Łukasz Czernicki, MF : Będziemy włączać fundusze do budżetu centralnego, operacja ta będzie rozłożona na lata

– Zapowiedziana przez premiera konsolidacja finansów publicznych będzie polegała przede wszystkim na włączeniu do budżetu różnego rodzaju funduszy, które obecnie funkcjonują poza budżetem centralnym. Głównym przesłaniem tej koncepcji jest zwiększenie przejrzystości finansów publicznych, a największym wyzwaniem – takie jej przeprowadzenie, żeby w efekcie wysokość długu publicznego nie zbliżyła się niebezpiecznie do progu ostrożnościowego wynikającego z ustawy o finansach publicznych. Będzie to raczej proces rozłożony na lata niż reforma przeprowadzona za pomocą jednego ruchu – mówi główny ekonomista Ministerstwa Finansów Łukasz Czernicki w rozmowie z ISBnews.TV

Odnosząc się do przedstawionych także przez premiera informacji na temat deficytu budżetowego za 2022 r. (12,4 mld zł wobec planowanych 29,9 mld zł), główny analityk zwrócił uwagę na dynamiczny wzrost dochodów budżetowych. Jego zdaniem, szczególnie wyraźnie widać tę dynamikę w perspektywie dłuższych okresów.

– Analizując okres 2016-2023, widać ewidentnie, że wpływy budżetowe wzrosły bardzo dynamicznie. Pojawiają się głosy, że zwłaszcza w ostatnich latach mieliśmy do czynienia z podwyższoną inflacją. Warto to skomentować w ten sposób, że inflacja rzeczywiście była wyższa, szczególnie w tych ostatnich dwóch latach.
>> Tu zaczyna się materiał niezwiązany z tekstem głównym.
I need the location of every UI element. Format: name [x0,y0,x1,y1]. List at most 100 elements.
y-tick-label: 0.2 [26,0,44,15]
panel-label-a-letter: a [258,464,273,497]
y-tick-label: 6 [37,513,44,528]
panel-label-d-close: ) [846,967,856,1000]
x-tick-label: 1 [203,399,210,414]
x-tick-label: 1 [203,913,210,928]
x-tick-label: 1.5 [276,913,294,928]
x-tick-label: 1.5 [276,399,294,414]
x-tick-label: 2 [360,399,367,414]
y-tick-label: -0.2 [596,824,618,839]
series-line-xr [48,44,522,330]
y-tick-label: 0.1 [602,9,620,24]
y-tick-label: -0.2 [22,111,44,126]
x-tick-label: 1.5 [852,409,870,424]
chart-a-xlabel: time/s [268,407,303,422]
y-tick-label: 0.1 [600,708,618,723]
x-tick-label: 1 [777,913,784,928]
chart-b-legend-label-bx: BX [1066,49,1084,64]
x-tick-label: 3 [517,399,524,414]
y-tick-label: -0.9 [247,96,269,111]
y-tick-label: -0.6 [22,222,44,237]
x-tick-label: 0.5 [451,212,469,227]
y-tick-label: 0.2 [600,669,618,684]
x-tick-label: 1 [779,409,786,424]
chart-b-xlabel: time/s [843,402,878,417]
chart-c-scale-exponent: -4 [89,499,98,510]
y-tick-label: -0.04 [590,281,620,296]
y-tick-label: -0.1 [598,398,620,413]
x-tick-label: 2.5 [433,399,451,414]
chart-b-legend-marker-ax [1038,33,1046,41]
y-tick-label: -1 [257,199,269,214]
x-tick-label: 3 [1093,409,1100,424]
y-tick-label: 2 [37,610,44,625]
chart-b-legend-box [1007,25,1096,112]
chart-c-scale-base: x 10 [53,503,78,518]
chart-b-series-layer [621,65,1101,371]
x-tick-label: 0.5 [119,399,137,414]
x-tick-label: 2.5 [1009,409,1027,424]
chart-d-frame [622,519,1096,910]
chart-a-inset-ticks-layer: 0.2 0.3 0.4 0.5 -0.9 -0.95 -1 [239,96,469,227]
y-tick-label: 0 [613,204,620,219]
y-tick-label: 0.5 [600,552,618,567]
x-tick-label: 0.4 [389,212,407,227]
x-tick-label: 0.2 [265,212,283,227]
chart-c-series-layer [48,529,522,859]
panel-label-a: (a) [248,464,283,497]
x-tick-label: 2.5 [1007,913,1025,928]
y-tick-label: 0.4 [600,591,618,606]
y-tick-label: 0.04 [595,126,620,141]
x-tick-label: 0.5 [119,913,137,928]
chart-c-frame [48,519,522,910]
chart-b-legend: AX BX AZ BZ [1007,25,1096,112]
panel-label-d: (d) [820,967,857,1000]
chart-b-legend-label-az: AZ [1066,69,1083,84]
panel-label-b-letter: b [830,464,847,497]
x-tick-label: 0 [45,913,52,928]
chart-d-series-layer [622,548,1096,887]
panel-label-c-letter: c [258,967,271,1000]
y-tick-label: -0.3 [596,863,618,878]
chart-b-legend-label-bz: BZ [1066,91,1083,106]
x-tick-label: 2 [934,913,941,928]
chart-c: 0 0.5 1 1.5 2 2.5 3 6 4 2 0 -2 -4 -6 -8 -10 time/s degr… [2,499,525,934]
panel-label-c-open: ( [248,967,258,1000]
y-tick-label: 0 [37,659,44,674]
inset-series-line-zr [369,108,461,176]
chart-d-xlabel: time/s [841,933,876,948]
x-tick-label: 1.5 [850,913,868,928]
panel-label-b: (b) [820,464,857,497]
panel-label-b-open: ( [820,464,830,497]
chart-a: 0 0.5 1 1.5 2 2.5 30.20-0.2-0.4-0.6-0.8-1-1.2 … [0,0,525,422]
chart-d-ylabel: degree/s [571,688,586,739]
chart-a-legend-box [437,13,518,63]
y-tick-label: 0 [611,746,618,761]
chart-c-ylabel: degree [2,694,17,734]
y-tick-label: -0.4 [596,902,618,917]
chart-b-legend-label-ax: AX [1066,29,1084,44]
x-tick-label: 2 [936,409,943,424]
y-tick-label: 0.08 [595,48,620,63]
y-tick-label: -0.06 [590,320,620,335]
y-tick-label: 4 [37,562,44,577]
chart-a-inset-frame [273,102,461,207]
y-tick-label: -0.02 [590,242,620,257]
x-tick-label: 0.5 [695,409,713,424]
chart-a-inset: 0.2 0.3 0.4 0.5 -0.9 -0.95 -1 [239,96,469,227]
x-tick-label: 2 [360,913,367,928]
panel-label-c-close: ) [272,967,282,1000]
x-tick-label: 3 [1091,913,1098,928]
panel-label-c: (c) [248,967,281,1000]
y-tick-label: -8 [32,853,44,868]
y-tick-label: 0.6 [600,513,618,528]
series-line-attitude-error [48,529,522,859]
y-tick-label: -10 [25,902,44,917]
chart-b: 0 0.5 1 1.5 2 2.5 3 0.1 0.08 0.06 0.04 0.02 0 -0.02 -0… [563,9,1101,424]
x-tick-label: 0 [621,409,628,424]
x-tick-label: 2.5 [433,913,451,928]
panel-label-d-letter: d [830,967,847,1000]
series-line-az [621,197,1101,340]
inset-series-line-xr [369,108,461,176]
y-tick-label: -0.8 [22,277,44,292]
Natomiast jeśli porówna się realne wpływy, to widać, że te wpływy w latach 2016-2023 były dużo większe, szczególnie jeśli mówimy o VAT, w przypadku którego wzrost realny w latach 2008-2015 był na poziomie ok. 6-7%, a w przypadku lat 2016-2023 było to ok. 68% – wskazał Czernicki.

– Jeżeli mówimy o realnym wzroście CIT, to w latach 2008-2015 CIT po oczyszczeniu z inflacji realnie zmalał, bo ten realny spadek wyniósł niecałe 15%. Natomiast w latach 2016-2023 wpływy z CIT wzrosły realnie o 100%, dodał główny ekonomista.